Deep Counterfactual Regret Minimization
This addresses the challenge of automating equilibrium computation in complex games for AI and game theory, representing a novel advancement beyond tabular methods.
The paper tackles the problem of solving large imperfect-information games like poker by introducing Deep Counterfactual Regret Minimization, which eliminates the need for manual abstraction by using deep neural networks to approximate CFR behavior, achieving strong performance in large poker games.

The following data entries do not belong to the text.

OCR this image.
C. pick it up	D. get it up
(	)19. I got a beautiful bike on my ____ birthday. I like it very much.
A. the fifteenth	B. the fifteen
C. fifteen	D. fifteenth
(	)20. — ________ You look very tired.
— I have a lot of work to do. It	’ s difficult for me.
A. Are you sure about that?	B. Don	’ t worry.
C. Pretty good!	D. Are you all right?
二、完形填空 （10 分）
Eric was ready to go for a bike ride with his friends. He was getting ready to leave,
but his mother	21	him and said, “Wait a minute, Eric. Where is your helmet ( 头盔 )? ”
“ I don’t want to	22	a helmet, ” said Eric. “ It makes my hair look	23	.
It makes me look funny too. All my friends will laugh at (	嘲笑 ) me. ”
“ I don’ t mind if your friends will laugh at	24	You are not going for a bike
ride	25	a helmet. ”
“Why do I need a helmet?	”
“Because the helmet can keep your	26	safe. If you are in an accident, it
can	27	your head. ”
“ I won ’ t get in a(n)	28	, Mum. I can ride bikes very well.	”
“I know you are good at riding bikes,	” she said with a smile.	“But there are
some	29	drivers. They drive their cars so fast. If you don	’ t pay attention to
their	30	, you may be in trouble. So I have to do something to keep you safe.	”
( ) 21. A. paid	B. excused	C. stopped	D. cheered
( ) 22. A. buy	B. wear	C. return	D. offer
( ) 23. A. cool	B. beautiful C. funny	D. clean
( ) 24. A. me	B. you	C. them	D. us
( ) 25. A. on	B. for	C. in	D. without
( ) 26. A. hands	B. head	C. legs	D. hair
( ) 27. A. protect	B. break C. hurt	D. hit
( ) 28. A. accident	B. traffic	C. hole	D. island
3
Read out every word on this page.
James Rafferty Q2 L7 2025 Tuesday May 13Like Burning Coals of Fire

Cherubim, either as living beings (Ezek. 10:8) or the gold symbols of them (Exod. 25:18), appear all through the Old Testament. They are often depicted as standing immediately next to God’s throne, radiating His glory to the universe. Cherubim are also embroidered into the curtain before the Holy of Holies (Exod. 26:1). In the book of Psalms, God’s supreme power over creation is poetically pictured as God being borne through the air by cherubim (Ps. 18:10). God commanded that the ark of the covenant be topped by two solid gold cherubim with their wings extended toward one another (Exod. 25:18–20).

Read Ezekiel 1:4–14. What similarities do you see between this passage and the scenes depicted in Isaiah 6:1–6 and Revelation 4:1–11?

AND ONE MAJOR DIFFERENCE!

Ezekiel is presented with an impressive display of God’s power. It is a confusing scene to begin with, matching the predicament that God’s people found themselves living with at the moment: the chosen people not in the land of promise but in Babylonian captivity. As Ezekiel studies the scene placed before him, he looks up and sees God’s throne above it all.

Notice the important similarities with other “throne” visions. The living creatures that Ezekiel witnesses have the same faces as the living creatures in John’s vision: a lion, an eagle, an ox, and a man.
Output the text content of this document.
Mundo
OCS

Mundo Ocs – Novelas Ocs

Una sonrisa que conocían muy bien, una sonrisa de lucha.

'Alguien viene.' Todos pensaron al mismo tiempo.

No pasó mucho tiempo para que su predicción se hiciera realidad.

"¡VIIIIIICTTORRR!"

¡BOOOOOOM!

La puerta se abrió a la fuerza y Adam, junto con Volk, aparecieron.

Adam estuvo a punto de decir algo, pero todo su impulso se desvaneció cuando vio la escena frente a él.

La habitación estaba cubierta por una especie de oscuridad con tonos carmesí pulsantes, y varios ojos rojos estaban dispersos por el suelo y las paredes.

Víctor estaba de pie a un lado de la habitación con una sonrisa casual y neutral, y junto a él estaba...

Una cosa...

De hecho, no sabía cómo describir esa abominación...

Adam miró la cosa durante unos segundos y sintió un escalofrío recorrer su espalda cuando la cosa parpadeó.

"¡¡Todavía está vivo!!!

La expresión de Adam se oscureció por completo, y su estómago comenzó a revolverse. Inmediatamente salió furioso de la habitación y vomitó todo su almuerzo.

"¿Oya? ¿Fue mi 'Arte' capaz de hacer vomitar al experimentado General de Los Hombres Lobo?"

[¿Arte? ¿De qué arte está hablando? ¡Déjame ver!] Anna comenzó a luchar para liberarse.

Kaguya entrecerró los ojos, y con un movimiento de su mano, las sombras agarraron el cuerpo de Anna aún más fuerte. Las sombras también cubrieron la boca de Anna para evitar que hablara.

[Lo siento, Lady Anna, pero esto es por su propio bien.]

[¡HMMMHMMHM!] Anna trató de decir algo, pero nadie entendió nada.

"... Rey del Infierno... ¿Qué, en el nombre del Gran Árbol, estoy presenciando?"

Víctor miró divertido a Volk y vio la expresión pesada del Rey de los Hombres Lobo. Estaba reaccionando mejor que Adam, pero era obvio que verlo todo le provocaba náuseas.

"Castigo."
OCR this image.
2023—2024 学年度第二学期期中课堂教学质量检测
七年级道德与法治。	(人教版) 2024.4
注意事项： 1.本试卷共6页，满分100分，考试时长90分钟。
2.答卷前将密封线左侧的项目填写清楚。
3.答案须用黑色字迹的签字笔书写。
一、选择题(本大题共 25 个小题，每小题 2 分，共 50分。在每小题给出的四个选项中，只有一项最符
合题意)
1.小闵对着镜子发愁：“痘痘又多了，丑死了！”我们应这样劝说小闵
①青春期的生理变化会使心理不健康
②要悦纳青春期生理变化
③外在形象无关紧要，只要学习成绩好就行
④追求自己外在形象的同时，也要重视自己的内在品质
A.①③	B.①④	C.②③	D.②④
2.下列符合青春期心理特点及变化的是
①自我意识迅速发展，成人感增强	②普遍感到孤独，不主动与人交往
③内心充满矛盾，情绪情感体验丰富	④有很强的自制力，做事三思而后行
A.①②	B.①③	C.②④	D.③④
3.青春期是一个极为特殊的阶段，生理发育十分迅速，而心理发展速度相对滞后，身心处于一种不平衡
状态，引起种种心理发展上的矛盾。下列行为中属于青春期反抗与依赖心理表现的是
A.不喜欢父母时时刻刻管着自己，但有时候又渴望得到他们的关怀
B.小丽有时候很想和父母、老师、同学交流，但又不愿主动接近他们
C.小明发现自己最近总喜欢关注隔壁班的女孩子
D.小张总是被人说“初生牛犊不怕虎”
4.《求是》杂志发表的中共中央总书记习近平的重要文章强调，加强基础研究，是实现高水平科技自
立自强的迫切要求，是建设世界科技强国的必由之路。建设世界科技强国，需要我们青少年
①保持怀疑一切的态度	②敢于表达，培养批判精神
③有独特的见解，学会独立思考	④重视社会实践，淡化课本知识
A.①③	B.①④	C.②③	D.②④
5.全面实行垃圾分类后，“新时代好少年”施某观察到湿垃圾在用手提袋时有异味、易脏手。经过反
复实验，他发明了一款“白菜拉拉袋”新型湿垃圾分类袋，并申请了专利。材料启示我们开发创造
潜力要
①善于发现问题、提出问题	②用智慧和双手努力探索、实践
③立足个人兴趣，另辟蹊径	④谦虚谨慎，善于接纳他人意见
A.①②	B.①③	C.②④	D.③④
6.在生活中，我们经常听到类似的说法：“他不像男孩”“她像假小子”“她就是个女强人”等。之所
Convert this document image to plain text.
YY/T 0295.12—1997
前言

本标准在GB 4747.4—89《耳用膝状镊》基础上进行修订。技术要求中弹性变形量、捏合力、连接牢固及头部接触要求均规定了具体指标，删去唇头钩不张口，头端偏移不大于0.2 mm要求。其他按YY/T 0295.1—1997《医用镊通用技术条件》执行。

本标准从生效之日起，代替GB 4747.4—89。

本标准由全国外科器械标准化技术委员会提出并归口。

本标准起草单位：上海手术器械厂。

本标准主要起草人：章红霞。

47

Counterfactual Regret Minimization (CFR) is the leading framework for solving large imperfect-information games. It converges to an equilibrium by iteratively traversing the game tree. In order to deal with extremely large games, abstraction is typically applied before running CFR. The abstracted game is solved with tabular CFR, and its solution is mapped back to the full game. This process can be problematic because aspects of abstraction are often manual and domain specific, abstraction algorithms may miss important strategic nuances of the game, and there is a chicken-and-egg problem because determining a good abstraction requires knowledge of the equilibrium of the game. This paper introduces Deep Counterfactual Regret Minimization, a form of CFR that obviates the need for abstraction by instead using deep neural networks to approximate the behavior of CFR in the full game. We show that Deep CFR is principled and achieves strong performance in large poker games. This is the first non-tabular variant of CFR to be successful in large games.